Recent AI model progress feels mostly like bullshit
I haven’t read the METR paper in full, but from the examples given I’m worried the tests might be biased in favor of an agent with no capacity for long term memory, or at least not hitting the thresholds where context limitations become a problem:
For instance, task #3 here is at the limit of current AI capabilities (takes an hour). But it’s also something that could plausibly be done with very little context; if the AI just puts all of the example files in its context window it might be able to write the rest of the decoder from scratch. It might not even need to have the example files in memory while it’s debugging its project against the test cases.
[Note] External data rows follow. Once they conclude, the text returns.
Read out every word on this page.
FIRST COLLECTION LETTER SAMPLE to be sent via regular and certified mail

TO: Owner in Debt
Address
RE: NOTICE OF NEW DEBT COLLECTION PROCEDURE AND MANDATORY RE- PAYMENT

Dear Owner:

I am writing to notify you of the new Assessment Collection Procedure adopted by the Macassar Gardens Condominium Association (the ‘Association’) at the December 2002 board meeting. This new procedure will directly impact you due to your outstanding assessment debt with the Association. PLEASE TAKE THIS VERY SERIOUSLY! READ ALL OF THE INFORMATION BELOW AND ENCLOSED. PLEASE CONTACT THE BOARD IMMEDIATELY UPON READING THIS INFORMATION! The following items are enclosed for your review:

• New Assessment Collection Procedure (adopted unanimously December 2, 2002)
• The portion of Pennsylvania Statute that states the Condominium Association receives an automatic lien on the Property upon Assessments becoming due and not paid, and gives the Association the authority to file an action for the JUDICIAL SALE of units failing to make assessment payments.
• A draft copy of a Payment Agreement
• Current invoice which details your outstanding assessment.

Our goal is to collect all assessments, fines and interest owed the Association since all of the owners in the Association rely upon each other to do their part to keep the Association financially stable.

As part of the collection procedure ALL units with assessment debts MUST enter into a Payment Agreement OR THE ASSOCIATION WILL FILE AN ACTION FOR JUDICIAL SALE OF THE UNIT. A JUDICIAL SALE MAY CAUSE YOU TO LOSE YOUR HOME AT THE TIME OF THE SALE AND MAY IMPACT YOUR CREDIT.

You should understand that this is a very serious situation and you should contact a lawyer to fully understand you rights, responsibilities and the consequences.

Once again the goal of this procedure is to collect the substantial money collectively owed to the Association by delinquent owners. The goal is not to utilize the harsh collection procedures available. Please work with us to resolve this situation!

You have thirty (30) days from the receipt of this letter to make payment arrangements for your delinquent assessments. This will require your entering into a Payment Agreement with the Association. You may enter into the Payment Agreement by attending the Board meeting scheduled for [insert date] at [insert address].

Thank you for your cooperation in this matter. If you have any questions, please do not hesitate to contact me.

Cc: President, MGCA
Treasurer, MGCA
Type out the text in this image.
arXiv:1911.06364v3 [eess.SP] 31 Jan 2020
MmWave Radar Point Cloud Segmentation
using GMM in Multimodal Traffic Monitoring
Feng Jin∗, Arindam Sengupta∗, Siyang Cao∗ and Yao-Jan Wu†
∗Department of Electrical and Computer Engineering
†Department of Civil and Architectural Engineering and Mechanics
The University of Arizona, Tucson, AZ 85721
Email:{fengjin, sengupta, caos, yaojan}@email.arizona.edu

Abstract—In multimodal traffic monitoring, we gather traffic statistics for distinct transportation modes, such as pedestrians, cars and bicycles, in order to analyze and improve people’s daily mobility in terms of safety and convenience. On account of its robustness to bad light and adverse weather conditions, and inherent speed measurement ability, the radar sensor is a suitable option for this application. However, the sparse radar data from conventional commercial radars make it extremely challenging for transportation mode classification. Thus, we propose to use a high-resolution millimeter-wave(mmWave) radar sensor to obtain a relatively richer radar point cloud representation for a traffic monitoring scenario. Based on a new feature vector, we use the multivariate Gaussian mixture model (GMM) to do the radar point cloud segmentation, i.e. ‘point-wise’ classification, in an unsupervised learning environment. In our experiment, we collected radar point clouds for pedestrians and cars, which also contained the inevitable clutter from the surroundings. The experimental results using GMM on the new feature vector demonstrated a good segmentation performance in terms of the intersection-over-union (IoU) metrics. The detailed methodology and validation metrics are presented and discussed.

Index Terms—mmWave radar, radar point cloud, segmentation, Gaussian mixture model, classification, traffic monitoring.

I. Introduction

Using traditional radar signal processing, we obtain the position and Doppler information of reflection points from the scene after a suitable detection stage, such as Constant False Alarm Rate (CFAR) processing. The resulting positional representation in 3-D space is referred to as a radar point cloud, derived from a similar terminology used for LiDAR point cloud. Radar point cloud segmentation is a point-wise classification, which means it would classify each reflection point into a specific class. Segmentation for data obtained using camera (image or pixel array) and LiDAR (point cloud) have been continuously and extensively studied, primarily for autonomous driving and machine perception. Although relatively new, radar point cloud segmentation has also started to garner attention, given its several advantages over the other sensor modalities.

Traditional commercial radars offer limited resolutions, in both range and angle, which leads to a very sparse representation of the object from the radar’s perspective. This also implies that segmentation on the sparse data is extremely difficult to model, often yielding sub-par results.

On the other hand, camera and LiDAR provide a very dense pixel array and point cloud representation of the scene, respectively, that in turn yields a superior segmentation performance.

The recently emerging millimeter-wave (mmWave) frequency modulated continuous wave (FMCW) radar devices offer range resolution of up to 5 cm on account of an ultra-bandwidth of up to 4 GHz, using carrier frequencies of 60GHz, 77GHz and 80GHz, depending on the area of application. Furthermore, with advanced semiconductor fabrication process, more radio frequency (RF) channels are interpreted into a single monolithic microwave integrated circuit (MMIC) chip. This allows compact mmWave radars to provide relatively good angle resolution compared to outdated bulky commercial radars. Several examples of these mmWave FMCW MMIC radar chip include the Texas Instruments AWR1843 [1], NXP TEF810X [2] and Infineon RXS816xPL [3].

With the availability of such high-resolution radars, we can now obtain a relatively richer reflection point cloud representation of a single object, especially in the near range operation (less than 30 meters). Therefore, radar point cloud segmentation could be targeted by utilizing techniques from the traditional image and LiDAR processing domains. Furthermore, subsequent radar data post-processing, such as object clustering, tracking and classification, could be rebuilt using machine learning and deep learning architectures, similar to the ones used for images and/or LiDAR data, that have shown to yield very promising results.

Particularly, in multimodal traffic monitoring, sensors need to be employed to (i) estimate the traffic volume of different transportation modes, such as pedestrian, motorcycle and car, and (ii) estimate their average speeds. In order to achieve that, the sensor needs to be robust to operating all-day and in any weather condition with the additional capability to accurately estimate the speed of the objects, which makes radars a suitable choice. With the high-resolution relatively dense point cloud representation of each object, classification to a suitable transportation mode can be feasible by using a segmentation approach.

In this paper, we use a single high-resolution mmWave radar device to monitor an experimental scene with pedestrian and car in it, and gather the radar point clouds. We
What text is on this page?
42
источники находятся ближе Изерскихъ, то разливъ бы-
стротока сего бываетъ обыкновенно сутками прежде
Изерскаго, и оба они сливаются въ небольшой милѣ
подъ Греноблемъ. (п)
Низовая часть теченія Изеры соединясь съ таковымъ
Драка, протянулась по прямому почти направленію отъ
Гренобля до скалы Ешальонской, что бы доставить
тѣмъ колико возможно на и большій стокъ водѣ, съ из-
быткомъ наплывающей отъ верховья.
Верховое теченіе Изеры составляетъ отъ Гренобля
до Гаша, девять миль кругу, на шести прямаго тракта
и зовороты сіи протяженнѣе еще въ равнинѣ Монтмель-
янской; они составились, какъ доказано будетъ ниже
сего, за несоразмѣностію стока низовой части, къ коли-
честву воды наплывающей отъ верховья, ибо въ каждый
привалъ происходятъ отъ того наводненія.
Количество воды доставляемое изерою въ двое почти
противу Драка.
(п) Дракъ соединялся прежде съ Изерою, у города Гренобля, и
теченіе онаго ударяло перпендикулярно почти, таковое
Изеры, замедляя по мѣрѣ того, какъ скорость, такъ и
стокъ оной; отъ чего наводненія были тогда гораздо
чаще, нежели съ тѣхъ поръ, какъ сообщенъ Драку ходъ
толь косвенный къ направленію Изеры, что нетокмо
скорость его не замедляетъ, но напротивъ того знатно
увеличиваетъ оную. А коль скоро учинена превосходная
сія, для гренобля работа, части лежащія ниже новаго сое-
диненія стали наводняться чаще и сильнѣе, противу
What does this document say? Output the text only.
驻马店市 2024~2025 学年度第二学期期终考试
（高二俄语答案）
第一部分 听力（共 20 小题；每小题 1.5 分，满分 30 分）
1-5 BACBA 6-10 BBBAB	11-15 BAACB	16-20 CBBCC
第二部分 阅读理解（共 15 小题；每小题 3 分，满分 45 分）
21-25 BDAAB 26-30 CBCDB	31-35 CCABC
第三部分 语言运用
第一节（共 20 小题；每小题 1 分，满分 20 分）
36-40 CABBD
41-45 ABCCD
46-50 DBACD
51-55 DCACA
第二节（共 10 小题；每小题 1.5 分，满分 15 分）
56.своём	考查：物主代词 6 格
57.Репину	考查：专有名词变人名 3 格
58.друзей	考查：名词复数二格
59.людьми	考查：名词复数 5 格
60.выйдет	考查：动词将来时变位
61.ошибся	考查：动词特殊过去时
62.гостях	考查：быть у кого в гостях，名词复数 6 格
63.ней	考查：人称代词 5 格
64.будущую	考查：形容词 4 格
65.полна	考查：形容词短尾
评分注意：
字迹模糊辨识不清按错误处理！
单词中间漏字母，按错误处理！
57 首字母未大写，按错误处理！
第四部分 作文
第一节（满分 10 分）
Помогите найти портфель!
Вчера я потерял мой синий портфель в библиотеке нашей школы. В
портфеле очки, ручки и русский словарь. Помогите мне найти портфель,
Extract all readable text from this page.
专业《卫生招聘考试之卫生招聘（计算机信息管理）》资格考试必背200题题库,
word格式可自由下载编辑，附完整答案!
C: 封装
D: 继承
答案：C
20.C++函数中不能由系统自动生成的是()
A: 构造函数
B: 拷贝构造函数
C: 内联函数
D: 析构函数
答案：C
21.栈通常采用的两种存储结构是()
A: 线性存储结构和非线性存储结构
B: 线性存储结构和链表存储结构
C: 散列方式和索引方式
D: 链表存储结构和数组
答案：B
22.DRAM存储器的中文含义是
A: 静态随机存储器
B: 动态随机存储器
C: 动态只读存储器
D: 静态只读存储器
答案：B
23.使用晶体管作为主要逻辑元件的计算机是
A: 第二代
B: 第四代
Whereas a task to fix a bug in a large software project, while it might take an engineer associated with that project “an hour” to finish, requires stretching the limits of the amount of information it can fit inside a context window, or recall beyond what we seem to be capable of doing today.
There was a type of guy circa 2021 that basically said that gpt-3 etc. was cool, but we should be cautious about assuming everything was going to change, because the context limitation was a key bottleneck that might never be overcome. That guy’s take was briefly “discredited” in subsequent years when LLM companies increased context lengths to 100k, 200k tokens.
I think that was premature. The context limitations (in particular the lack of an equivalent to human long term memory) are the key deficit of current LLMs and we haven’t really seen much improvement at all.
I find it a little suspicious that the recent OpenAI model releases became leaders on the MASK dataset (when previous iterations didn’t seem to trend better at all), but I’m hopeful this represents deeper alignment successes and not simple tuning on the same or a similar set of tasks.